It may be that a football team who has had a hectic period with a lot of games will, because of lack of training and restitution, perform poorer. The Wikipedia page for the FA Cup mentions Manchester United’s absence from the cup as a reason for why they won the Premier League by 18 points in the 1999-2000 season. If this is indeed the case, then this is something we could try to exploit in a prediction model.
I used basically the same data and model as I have used before. I used data from the English Championship and the Premier League, and predicted the Premier League games from January 2007 until January 2015 using the independent Poisson model with the Dixon & Coles weighting method (more details on the setup here and here). In addition I constructed a new variable, the number of matches each team has played the last x number of days, were we can use and try different values of x. As a pretentious shorthand I will call this the Match Schedule Intensity Index (MSII). Matches from the FA Cup, Europa Cup and Champions League were also included in the calculations.
As usual the ranked probability score (RPS) is used to assess the prediction accuracy.
I tried four different number of days backwards in time (21, 25, 28 and 31 days) and also varied the time weighing parameter \(\xi\) a bit to see how these things varied together.
Plotting the RPS, number of days back in time and the different values of \(\xi\) against each other gives the following:
We see that looking back 28 days, or four weeks, back in time gives the lowest RPS and this the most accurate predictions of the four alternatives. 25 days is almost as good as 28 days, while 21 and 31 days performs poorer than not having the MSII in the model at all. I am not sure how important the drop in RPS is, as the changes are around the 4th and 5th decimal place. It is probably not that much, but on the other hand, this is an average over 3000 matches, and the number of days backward in time seems to be a more important parameter than the small changes in \(\xi\) that I tried.
It is also interesting to see what effect the MSII has on the number of goals scored. I plotted the estimated multiplicative effect for each additional match for all the fitted models from 2007 to 2015 using the best model with 28 days and \(\xi=0.0020\).
I expected the effect of additional matches to be negative, meaning the more games the team has recently played, the fewer goals will they be expected to score. This seems to be at least halfway true, except for a few dips over on the positive side around 2010 and 2013-2014, and a rather large positive effect from the start in 2007 until 2008. This was a bit surprising, and I don’t know why. It would be interesting to redo the analysis with data going further back in time to see how far back the positive effect goes.

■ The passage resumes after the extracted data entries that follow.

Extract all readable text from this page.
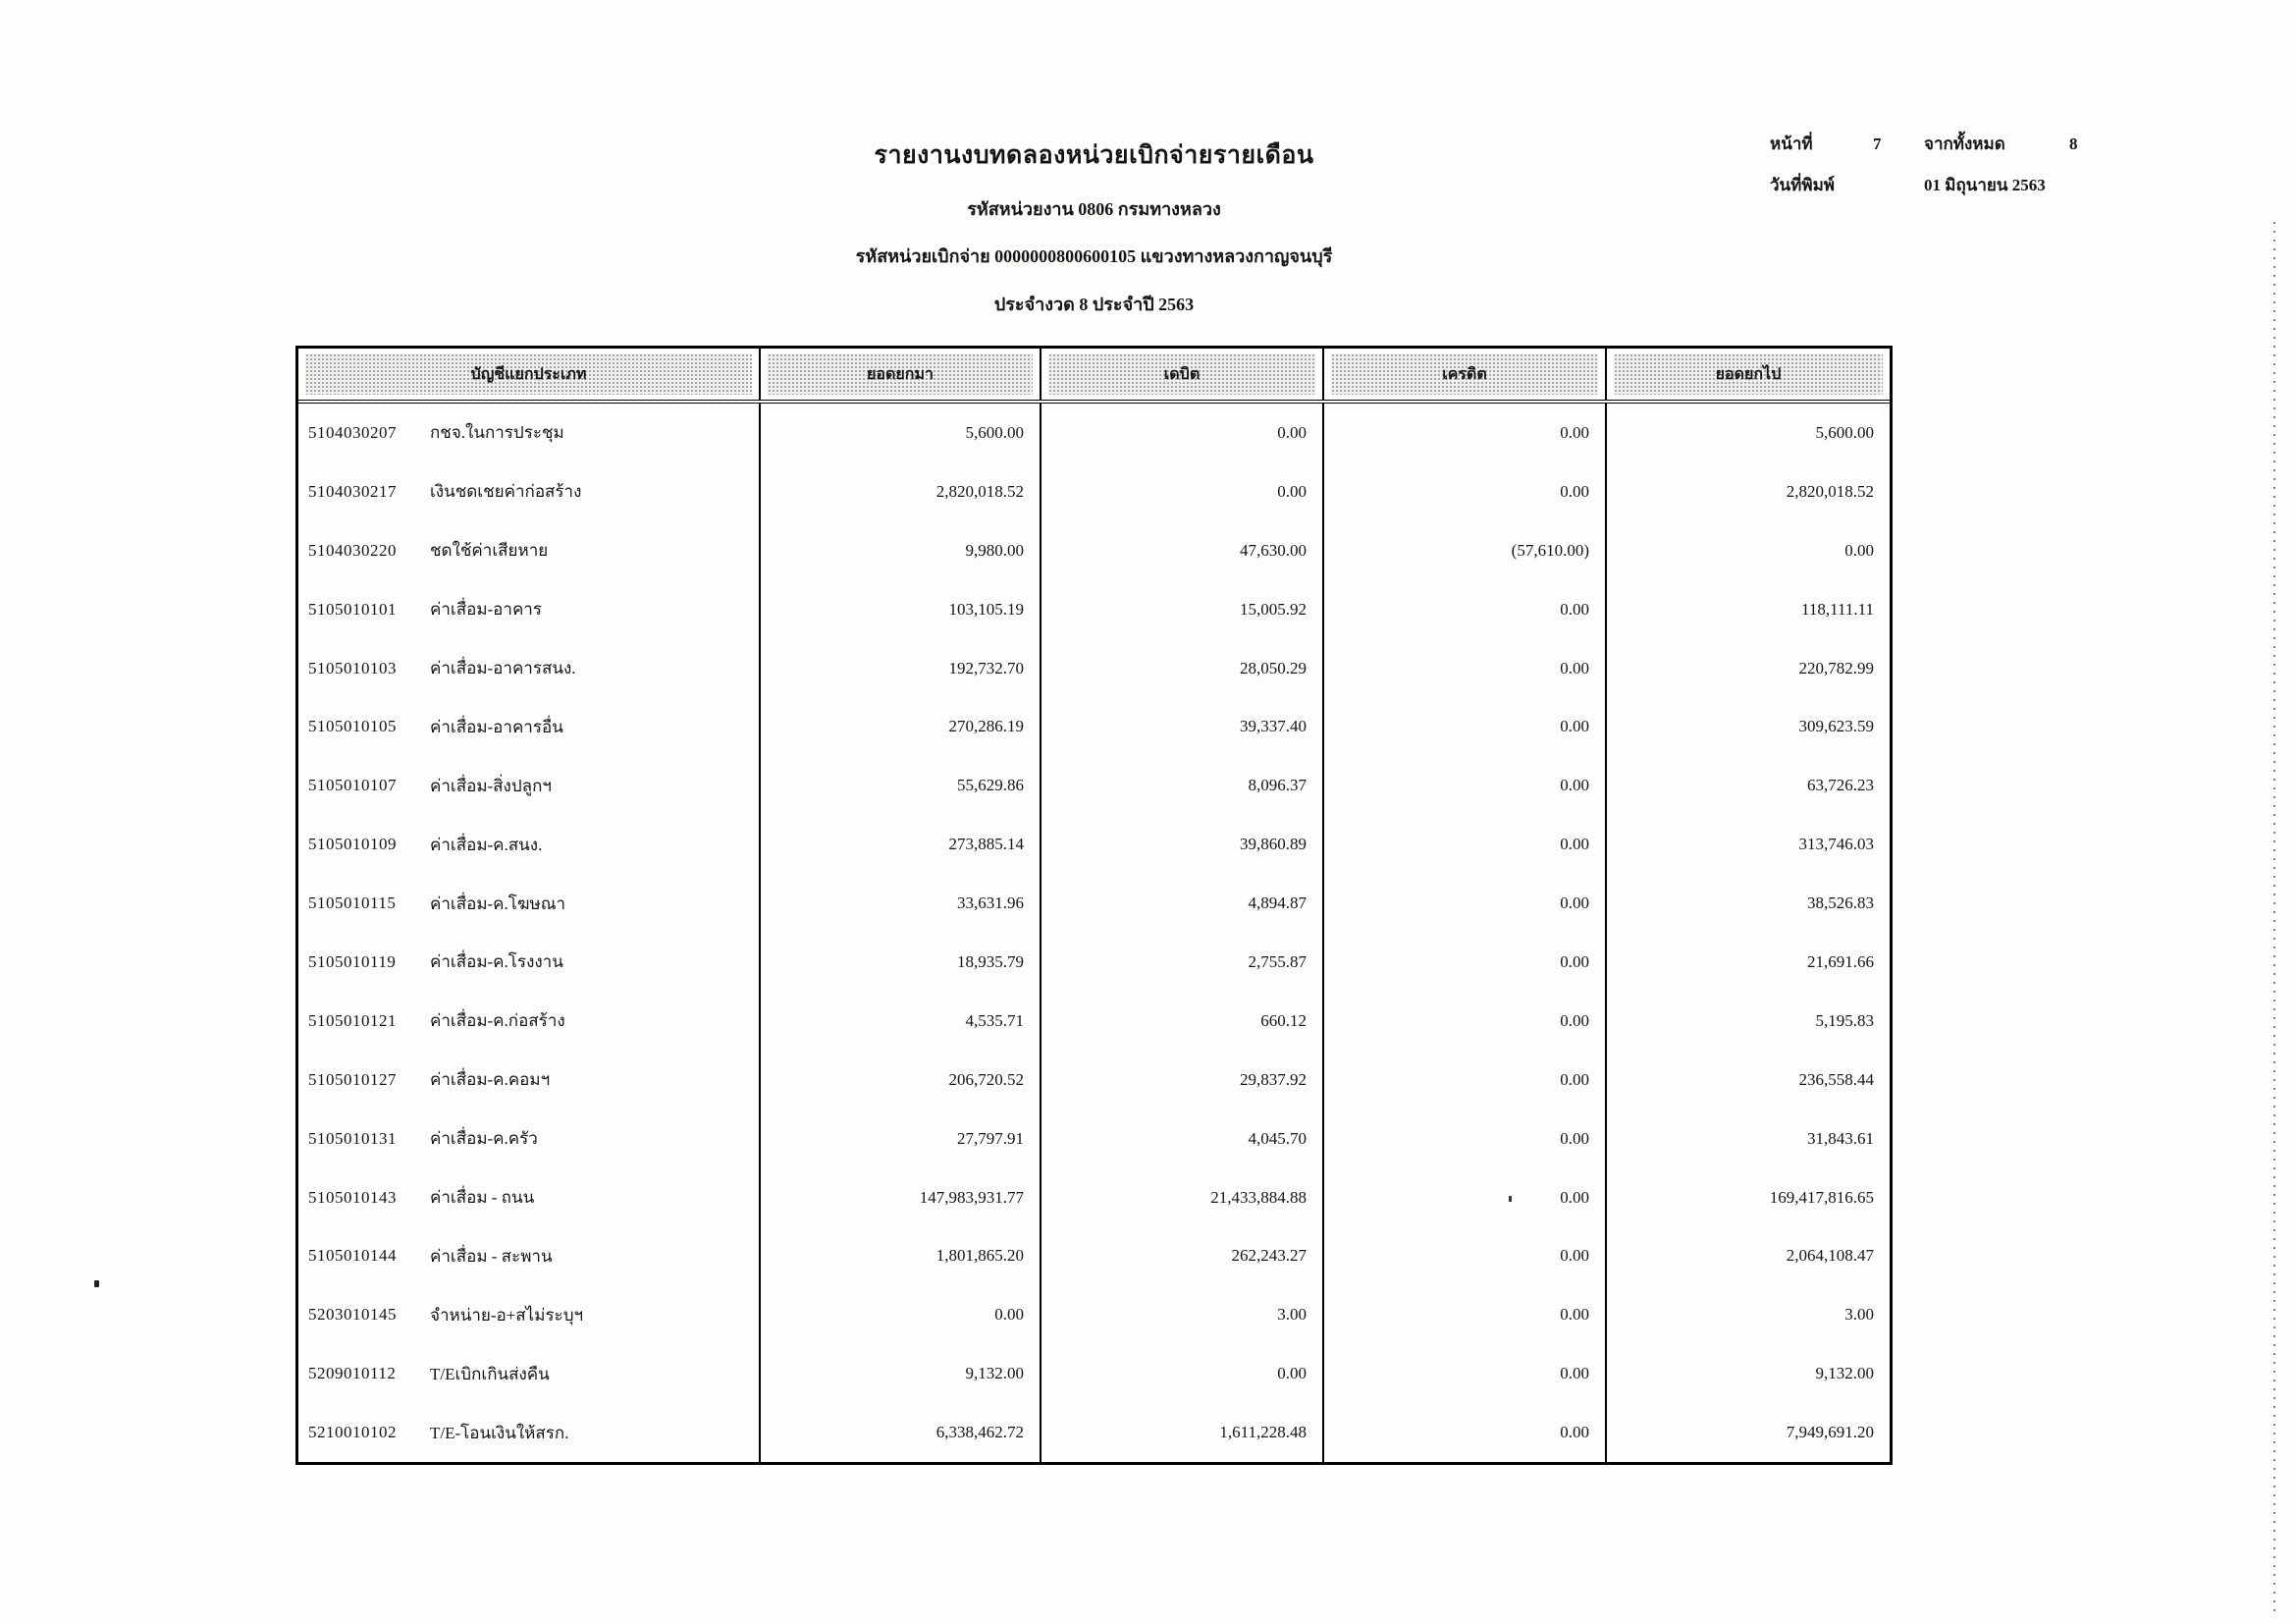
รายงานงบทดลองหน่วยเบิกจ่ายรายเดือน
รหัสหน่วยงาน 0806 กรมทางหลวง
รหัสหน่วยเบิกจ่าย 0000000800600105 แขวงทางหลวงกาญจนบุรี
ประจำงวด 8 ประจำปี 2563
หน้าที่	7	จากทั้งหมด	8
วันที่พิมพ์	01 มิถุนายน 2563
บัญชีแยกประเภท	ยอดยกมา	เดบิต	เครดิต	ยอดยกไป
5104030207	กชจ.ในการประชุม	5,600.00	0.00	0.00	5,600.00
5104030217	เงินชดเชยค่าก่อสร้าง	2,820,018.52	0.00	0.00	2,820,018.52
5104030220	ชดใช้ค่าเสียหาย	9,980.00	47,630.00	(57,610.00)	0.00
5105010101	ค่าเสื่อม-อาคาร	103,105.19	15,005.92	0.00	118,111.11
5105010103	ค่าเสื่อม-อาคารสนง.	192,732.70	28,050.29	0.00	220,782.99
5105010105	ค่าเสื่อม-อาคารอื่น	270,286.19	39,337.40	0.00	309,623.59
5105010107	ค่าเสื่อม-สิ่งปลูกฯ	55,629.86	8,096.37	0.00	63,726.23
5105010109	ค่าเสื่อม-ค.สนง.	273,885.14	39,860.89	0.00	313,746.03
5105010115	ค่าเสื่อม-ค.โฆษณา	33,631.96	4,894.87	0.00	38,526.83
5105010119	ค่าเสื่อม-ค.โรงงาน	18,935.79	2,755.87	0.00	21,691.66
5105010121	ค่าเสื่อม-ค.ก่อสร้าง	4,535.71	660.12	0.00	5,195.83
5105010127	ค่าเสื่อม-ค.คอมฯ	206,720.52	29,837.92	0.00	236,558.44
5105010131	ค่าเสื่อม-ค.ครัว	27,797.91	4,045.70	0.00	31,843.61
5105010143	ค่าเสื่อม - ถนน	147,983,931.77	21,433,884.88	0.00	169,417,816.65
5105010144	ค่าเสื่อม - สะพาน	1,801,865.20	262,243.27	0.00	2,064,108.47
5203010145	จำหน่าย-อ+สไม่ระบุฯ	0.00	3.00	0.00	3.00
5209010112	T/Eเบิกเกินส่งคืน	9,132.00	0.00	0.00	9,132.00
5210010102	T/E-โอนเงินให้สรก.	6,338,462.72	1,611,228.48	0.00	7,949,691.20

Is the effect large? Not really. The most extreme values of the multiplicative effects for the MSII is around 0.97 and 1.04. These values means that for each match a team has played more in the last four weeks they are expected to score around 3-4% more or fewer goals. This effect is around 10% for a team that has played four matches in four weeks, which is a typical mid-season schedule. This is not that big of a deal for individual matches, but it seem to improve the predictions in the long run. But I also think it is necessary to keep in mind that the effect in seems to be mostly absent in some periods.